El viejo Huang, de rostro grasiento, interrumpió:

– El Venga la Suerte es caro, pero por las noches siempre está abarrotado, aunque, sinceramente, no sé por qué. Bueno, supongo que sí lo sé: es el único centro de entretenimiento nocturno que hay por aquí. Tiene máquina de karaoke y, por supuesto, esas chicas. Uno diría que los pobres idiotas de provincias no pueden permitirse ir allí; pues todas las noches llenan el sitio como si fuera la última noche de sus vidas.

– También van algunos de por aquí -añadió el tío Ma, echándole una mirada a su amigo por encima de la mesa-. Ya sabes de qué tipo, pervertidos y matones.

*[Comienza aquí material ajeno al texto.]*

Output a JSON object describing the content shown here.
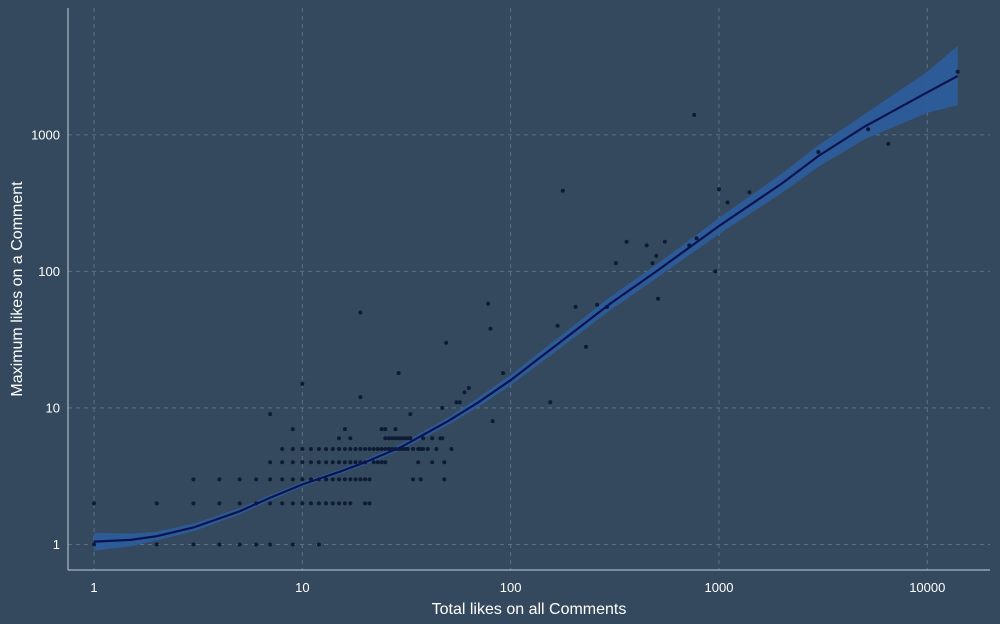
{
  "chart_data": {
    "type": "scatter",
    "title": "",
    "xlabel": "Total likes on all Comments",
    "ylabel": "Maximum likes on a Comment",
    "x_scale": "log10",
    "y_scale": "log10",
    "xlim": [
      0.75,
      20000
    ],
    "ylim": [
      0.65,
      8500
    ],
    "x_ticks": [
      1,
      10,
      100,
      1000,
      10000
    ],
    "x_tick_labels": [
      "1",
      "10",
      "100",
      "1000",
      "10000"
    ],
    "y_ticks": [
      1,
      10,
      100,
      1000
    ],
    "y_tick_labels": [
      "1",
      "10",
      "100",
      "1000"
    ],
    "grid": true,
    "legend": "none",
    "colors": {
      "background": "#34495e",
      "points": "#0d1b35",
      "trend_line": "#0b1450",
      "confidence_band": "#2d5d9a",
      "grid": "#5a7088",
      "axis": "#c6ced6",
      "text": "#ffffff"
    },
    "points": [
      {
        "x": 1,
        "y": 1
      },
      {
        "x": 1,
        "y": 2
      },
      {
        "x": 2,
        "y": 1
      },
      {
        "x": 2,
        "y": 2
      },
      {
        "x": 3,
        "y": 1
      },
      {
        "x": 3,
        "y": 2
      },
      {
        "x": 3,
        "y": 3
      },
      {
        "x": 4,
        "y": 1
      },
      {
        "x": 4,
        "y": 2
      },
      {
        "x": 4,
        "y": 3
      },
      {
        "x": 5,
        "y": 1
      },
      {
        "x": 5,
        "y": 2
      },
      {
        "x": 5,
        "y": 3
      },
      {
        "x": 6,
        "y": 1
      },
      {
        "x": 6,
        "y": 2
      },
      {
        "x": 6,
        "y": 3
      },
      {
        "x": 7,
        "y": 1
      },
      {
        "x": 7,
        "y": 2
      },
      {
        "x": 7,
        "y": 3
      },
      {
        "x": 7,
        "y": 4
      },
      {
        "x": 7,
        "y": 9
      },
      {
        "x": 8,
        "y": 2
      },
      {
        "x": 8,
        "y": 3
      },
      {
        "x": 8,
        "y": 4
      },
      {
        "x": 8,
        "y": 5
      },
      {
        "x": 9,
        "y": 1
      },
      {
        "x": 9,
        "y": 2
      },
      {
        "x": 9,
        "y": 3
      },
      {
        "x": 9,
        "y": 4
      },
      {
        "x": 9,
        "y": 5
      },
      {
        "x": 9,
        "y": 7
      },
      {
        "x": 10,
        "y": 2
      },
      {
        "x": 10,
        "y": 3
      },
      {
        "x": 10,
        "y": 4
      },
      {
        "x": 10,
        "y": 5
      },
      {
        "x": 10,
        "y": 15
      },
      {
        "x": 11,
        "y": 2
      },
      {
        "x": 11,
        "y": 3
      },
      {
        "x": 11,
        "y": 4
      },
      {
        "x": 11,
        "y": 5
      },
      {
        "x": 12,
        "y": 1
      },
      {
        "x": 12,
        "y": 2
      },
      {
        "x": 12,
        "y": 3
      },
      {
        "x": 12,
        "y": 4
      },
      {
        "x": 12,
        "y": 5
      },
      {
        "x": 13,
        "y": 2
      },
      {
        "x": 13,
        "y": 3
      },
      {
        "x": 13,
        "y": 4
      },
      {
        "x": 13,
        "y": 5
      },
      {
        "x": 14,
        "y": 2
      },
      {
        "x": 14,
        "y": 3
      },
      {
        "x": 14,
        "y": 4
      },
      {
        "x": 14,
        "y": 5
      },
      {
        "x": 15,
        "y": 2
      },
      {
        "x": 15,
        "y": 3
      },
      {
        "x": 15,
        "y": 4
      },
      {
        "x": 15,
        "y": 5
      },
      {
        "x": 15,
        "y": 6
      },
      {
        "x": 16,
        "y": 2
      },
      {
        "x": 16,
        "y": 3
      },
      {
        "x": 16,
        "y": 4
      },
      {
        "x": 16,
        "y": 5
      },
      {
        "x": 16,
        "y": 7
      },
      {
        "x": 17,
        "y": 2
      },
      {
        "x": 17,
        "y": 3
      },
      {
        "x": 17,
        "y": 4
      },
      {
        "x": 17,
        "y": 5
      },
      {
        "x": 17,
        "y": 6
      },
      {
        "x": 18,
        "y": 3
      },
      {
        "x": 18,
        "y": 4
      },
      {
        "x": 18,
        "y": 5
      },
      {
        "x": 19,
        "y": 3
      },
      {
        "x": 19,
        "y": 4
      },
      {
        "x": 19,
        "y": 5
      },
      {
        "x": 19,
        "y": 12
      },
      {
        "x": 19,
        "y": 50
      },
      {
        "x": 20,
        "y": 2
      },
      {
        "x": 20,
        "y": 3
      },
      {
        "x": 20,
        "y": 4
      },
      {
        "x": 20,
        "y": 5
      },
      {
        "x": 21,
        "y": 2
      },
      {
        "x": 21,
        "y": 3
      },
      {
        "x": 21,
        "y": 5
      },
      {
        "x": 22,
        "y": 4
      },
      {
        "x": 22,
        "y": 5
      },
      {
        "x": 23,
        "y": 4
      },
      {
        "x": 23,
        "y": 5
      },
      {
        "x": 24,
        "y": 4
      },
      {
        "x": 24,
        "y": 5
      },
      {
        "x": 24,
        "y": 7
      },
      {
        "x": 25,
        "y": 4
      },
      {
        "x": 25,
        "y": 5
      },
      {
        "x": 25,
        "y": 6
      },
      {
        "x": 25,
        "y": 7
      },
      {
        "x": 26,
        "y": 5
      },
      {
        "x": 26,
        "y": 6
      },
      {
        "x": 27,
        "y": 5
      },
      {
        "x": 27,
        "y": 6
      },
      {
        "x": 28,
        "y": 5
      },
      {
        "x": 28,
        "y": 6
      },
      {
        "x": 28,
        "y": 7
      },
      {
        "x": 29,
        "y": 5
      },
      {
        "x": 29,
        "y": 6
      },
      {
        "x": 29,
        "y": 18
      },
      {
        "x": 30,
        "y": 5
      },
      {
        "x": 30,
        "y": 6
      },
      {
        "x": 31,
        "y": 5
      },
      {
        "x": 31,
        "y": 6
      },
      {
        "x": 32,
        "y": 5
      },
      {
        "x": 32,
        "y": 6
      },
      {
        "x": 33,
        "y": 6
      },
      {
        "x": 33,
        "y": 9
      },
      {
        "x": 34,
        "y": 3
      },
      {
        "x": 34,
        "y": 5
      },
      {
        "x": 36,
        "y": 4
      },
      {
        "x": 36,
        "y": 5
      },
      {
        "x": 37,
        "y": 3
      },
      {
        "x": 37,
        "y": 5
      },
      {
        "x": 38,
        "y": 5
      },
      {
        "x": 38,
        "y": 6
      },
      {
        "x": 40,
        "y": 5
      },
      {
        "x": 42,
        "y": 4
      },
      {
        "x": 42,
        "y": 6
      },
      {
        "x": 44,
        "y": 5
      },
      {
        "x": 46,
        "y": 6
      },
      {
        "x": 47,
        "y": 6
      },
      {
        "x": 47,
        "y": 10
      },
      {
        "x": 48,
        "y": 3
      },
      {
        "x": 48,
        "y": 4
      },
      {
        "x": 49,
        "y": 30
      },
      {
        "x": 52,
        "y": 5
      },
      {
        "x": 55,
        "y": 11
      },
      {
        "x": 57,
        "y": 11
      },
      {
        "x": 60,
        "y": 13
      },
      {
        "x": 63,
        "y": 14
      },
      {
        "x": 78,
        "y": 58
      },
      {
        "x": 80,
        "y": 38
      },
      {
        "x": 82,
        "y": 8
      },
      {
        "x": 92,
        "y": 18
      },
      {
        "x": 155,
        "y": 11
      },
      {
        "x": 168,
        "y": 40
      },
      {
        "x": 178,
        "y": 390
      },
      {
        "x": 205,
        "y": 55
      },
      {
        "x": 230,
        "y": 28
      },
      {
        "x": 260,
        "y": 57
      },
      {
        "x": 290,
        "y": 55
      },
      {
        "x": 320,
        "y": 115
      },
      {
        "x": 360,
        "y": 165
      },
      {
        "x": 450,
        "y": 155
      },
      {
        "x": 480,
        "y": 115
      },
      {
        "x": 500,
        "y": 130
      },
      {
        "x": 510,
        "y": 63
      },
      {
        "x": 550,
        "y": 165
      },
      {
        "x": 720,
        "y": 155
      },
      {
        "x": 760,
        "y": 1400
      },
      {
        "x": 780,
        "y": 175
      },
      {
        "x": 960,
        "y": 100
      },
      {
        "x": 1000,
        "y": 400
      },
      {
        "x": 1100,
        "y": 320
      },
      {
        "x": 1400,
        "y": 380
      },
      {
        "x": 3000,
        "y": 750
      },
      {
        "x": 5200,
        "y": 1100
      },
      {
        "x": 6500,
        "y": 860
      },
      {
        "x": 14000,
        "y": 2900
      }
    ],
    "trend": [
      {
        "x": 1,
        "y": 1.05,
        "lo": 0.9,
        "hi": 1.22
      },
      {
        "x": 1.5,
        "y": 1.08,
        "lo": 0.97,
        "hi": 1.2
      },
      {
        "x": 2,
        "y": 1.15,
        "lo": 1.07,
        "hi": 1.24
      },
      {
        "x": 3,
        "y": 1.33,
        "lo": 1.25,
        "hi": 1.42
      },
      {
        "x": 5,
        "y": 1.75,
        "lo": 1.66,
        "hi": 1.84
      },
      {
        "x": 7,
        "y": 2.2,
        "lo": 2.1,
        "hi": 2.3
      },
      {
        "x": 10,
        "y": 2.75,
        "lo": 2.64,
        "hi": 2.86
      },
      {
        "x": 15,
        "y": 3.4,
        "lo": 3.27,
        "hi": 3.53
      },
      {
        "x": 20,
        "y": 4.0,
        "lo": 3.84,
        "hi": 4.17
      },
      {
        "x": 30,
        "y": 5.2,
        "lo": 4.95,
        "hi": 5.46
      },
      {
        "x": 50,
        "y": 8.0,
        "lo": 7.5,
        "hi": 8.5
      },
      {
        "x": 70,
        "y": 11.0,
        "lo": 10.2,
        "hi": 11.9
      },
      {
        "x": 100,
        "y": 16.0,
        "lo": 14.7,
        "hi": 17.4
      },
      {
        "x": 200,
        "y": 36,
        "lo": 32.5,
        "hi": 39.9
      },
      {
        "x": 300,
        "y": 58,
        "lo": 52,
        "hi": 65
      },
      {
        "x": 500,
        "y": 100,
        "lo": 89,
        "hi": 112
      },
      {
        "x": 1000,
        "y": 215,
        "lo": 188,
        "hi": 246
      },
      {
        "x": 2000,
        "y": 440,
        "lo": 375,
        "hi": 520
      },
      {
        "x": 3000,
        "y": 700,
        "lo": 585,
        "hi": 840
      },
      {
        "x": 5000,
        "y": 1150,
        "lo": 930,
        "hi": 1420
      },
      {
        "x": 10000,
        "y": 2050,
        "lo": 1450,
        "hi": 2900
      },
      {
        "x": 14000,
        "y": 2700,
        "lo": 1650,
        "hi": 4500
      }
    ]
  }
}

El viejo Huang se encogió de hombros.

– Las bebidas allí son caras, pero un viajero solitario puede conseguir algo de acción, acercarse a la piel de una mujer. Y, si tiene dinero, jugar una partida de poker; hasta puede que tenga suerte. Jugarse el dinero está mal y es ilegal: ésa es la política del Partido, y para mí es la correcta. Pero un poquito de vez en cuando no hace daño a nadie. El tío Ma y yo vamos alguna vez al Venga la Suerte a jugar una partida de mah-jong: treinta o cuarenta yuanes, sólo para divertirnos. Alguna vez ganamos una manita. Pero no somos adictos; si uno es adicto, entonces el juego es mortal. El mah-jong es otra cosa. Es un juego más elaborado, no depende tanto de la suerte.